DARPA seeks psychedelic drugs that don't cause hallucinations

The government research agency DARPA has announced a new program called Focused Pharma that seeks drug innovations that offer the mental health benefits of psychedelics without the 'significant side effects.' The agency detailed its new program earlier this week, revealing that it has reviewed the growing body of private research on the potential benefits of psychedelics like LSD and psilocybin.

Many psychedelics are listed as Schedule 1 controlled substances in the US, making it difficult for researchers to investigate the many positive mental health effects reported by users. A selection of studies over past years has found evidence that multiple compounds may offer substantial benefits for individuals suffering from treatment-resistant depression and PTSD, among other things.

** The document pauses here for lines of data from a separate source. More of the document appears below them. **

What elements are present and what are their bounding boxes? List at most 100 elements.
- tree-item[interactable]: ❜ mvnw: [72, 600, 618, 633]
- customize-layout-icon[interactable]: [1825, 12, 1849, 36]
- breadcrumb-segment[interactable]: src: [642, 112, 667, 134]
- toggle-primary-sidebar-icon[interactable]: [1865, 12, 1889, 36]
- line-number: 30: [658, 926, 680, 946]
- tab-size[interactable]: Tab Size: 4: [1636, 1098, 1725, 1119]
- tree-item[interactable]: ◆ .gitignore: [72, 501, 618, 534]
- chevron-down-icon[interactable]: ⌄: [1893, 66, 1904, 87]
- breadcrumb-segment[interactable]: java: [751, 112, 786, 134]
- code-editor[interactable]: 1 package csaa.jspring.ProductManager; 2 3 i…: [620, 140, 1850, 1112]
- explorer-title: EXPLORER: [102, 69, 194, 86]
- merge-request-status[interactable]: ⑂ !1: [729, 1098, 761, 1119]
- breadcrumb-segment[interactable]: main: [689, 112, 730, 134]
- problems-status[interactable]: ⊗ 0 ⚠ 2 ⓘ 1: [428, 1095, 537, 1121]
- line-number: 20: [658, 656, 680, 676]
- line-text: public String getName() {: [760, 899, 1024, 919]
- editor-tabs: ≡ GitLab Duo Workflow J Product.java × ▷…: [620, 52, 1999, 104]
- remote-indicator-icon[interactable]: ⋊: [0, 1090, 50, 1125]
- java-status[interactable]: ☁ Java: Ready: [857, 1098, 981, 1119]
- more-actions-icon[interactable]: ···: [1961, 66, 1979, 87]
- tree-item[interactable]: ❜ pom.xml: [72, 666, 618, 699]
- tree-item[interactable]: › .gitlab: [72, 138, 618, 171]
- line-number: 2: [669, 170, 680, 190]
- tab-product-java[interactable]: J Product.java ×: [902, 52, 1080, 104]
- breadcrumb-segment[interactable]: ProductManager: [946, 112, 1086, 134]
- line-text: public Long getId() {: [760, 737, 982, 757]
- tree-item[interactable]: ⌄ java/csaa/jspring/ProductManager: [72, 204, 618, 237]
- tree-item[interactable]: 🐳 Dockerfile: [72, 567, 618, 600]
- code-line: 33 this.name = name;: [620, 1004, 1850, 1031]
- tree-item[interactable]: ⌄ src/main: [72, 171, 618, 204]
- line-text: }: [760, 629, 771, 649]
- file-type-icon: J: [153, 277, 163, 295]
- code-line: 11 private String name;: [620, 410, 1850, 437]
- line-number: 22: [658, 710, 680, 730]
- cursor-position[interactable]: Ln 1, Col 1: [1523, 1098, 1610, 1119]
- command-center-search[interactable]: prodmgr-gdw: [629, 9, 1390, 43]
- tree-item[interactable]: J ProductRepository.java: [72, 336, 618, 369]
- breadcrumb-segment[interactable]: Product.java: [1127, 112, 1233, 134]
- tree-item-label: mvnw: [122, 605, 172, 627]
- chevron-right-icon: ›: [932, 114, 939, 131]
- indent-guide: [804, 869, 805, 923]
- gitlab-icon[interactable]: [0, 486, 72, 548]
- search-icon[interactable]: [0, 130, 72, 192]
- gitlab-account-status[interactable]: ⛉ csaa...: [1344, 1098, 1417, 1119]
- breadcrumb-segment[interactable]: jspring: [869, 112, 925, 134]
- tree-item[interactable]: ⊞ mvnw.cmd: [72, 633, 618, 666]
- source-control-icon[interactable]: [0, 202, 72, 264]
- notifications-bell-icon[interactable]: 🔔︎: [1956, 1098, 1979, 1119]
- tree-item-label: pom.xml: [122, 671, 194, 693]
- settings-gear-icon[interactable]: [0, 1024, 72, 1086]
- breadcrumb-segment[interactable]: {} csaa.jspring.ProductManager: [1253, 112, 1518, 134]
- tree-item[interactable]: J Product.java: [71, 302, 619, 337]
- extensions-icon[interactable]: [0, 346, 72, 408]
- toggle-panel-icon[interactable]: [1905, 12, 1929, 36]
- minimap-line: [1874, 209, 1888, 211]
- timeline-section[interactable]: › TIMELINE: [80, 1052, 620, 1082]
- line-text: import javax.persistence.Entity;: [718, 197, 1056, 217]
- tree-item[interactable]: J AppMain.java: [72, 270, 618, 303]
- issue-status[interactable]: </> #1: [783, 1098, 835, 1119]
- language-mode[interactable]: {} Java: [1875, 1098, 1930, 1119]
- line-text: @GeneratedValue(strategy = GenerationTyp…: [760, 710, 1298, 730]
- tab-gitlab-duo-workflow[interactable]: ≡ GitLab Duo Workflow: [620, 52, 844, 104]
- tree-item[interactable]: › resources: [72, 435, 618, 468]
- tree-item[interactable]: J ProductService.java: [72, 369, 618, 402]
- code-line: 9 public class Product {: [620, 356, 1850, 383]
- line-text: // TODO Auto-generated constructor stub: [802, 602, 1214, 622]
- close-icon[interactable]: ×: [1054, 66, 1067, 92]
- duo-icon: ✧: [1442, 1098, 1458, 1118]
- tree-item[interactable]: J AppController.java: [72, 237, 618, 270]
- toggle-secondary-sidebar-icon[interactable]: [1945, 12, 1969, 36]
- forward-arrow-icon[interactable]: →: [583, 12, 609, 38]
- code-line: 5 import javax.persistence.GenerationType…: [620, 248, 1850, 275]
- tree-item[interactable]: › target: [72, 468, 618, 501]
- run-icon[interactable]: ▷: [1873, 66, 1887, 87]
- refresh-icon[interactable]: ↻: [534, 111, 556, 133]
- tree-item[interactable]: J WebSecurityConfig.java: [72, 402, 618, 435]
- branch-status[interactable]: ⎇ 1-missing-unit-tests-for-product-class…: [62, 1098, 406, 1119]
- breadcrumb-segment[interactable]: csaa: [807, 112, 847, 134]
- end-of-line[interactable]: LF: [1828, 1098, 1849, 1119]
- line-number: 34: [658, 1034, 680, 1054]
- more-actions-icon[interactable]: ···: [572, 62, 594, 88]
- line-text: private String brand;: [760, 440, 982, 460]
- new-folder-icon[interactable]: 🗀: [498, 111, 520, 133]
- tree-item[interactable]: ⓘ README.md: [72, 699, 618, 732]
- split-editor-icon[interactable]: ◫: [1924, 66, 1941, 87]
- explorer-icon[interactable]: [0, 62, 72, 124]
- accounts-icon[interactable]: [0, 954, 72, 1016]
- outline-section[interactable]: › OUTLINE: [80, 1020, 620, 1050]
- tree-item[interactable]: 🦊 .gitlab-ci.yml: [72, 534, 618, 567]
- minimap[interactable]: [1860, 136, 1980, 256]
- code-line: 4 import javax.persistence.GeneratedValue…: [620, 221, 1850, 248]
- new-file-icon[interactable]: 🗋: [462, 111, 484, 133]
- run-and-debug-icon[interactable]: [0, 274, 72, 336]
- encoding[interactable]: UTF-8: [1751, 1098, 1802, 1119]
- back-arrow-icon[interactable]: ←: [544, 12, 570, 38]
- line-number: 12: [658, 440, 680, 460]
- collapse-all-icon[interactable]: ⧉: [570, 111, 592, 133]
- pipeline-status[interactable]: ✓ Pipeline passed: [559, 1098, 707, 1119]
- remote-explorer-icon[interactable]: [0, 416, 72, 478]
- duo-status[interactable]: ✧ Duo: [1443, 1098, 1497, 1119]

DARPA said in a statement on Wednesday that it has reviewed existing literature and is interested in the potential benefits these compounds may offer soldiers suffering from PTSD and depression. However, the potential side effects of psychedelics, including hallucinations and the potential for developing hallucinogen persisting perception disorder (HPPD), are a problem, the agency says.

For this reason, DARPA is asking researchers to develop drugs based on these promising psychedelics, but ones that do not come with the unwanted side effects. In addition to coming up with these new innovative drugs, DARPA says researchers participating in the program will need to validate the product's effectiveness.

Assuming DARPA doesn't end up terminating the program, which it warns may happen if signs point toward it not being possible to retain the benefits without the unwanted side effects, the work will last for four years. Human trials will not be part of Focused Pharma; instead, drugs will be tested on animals.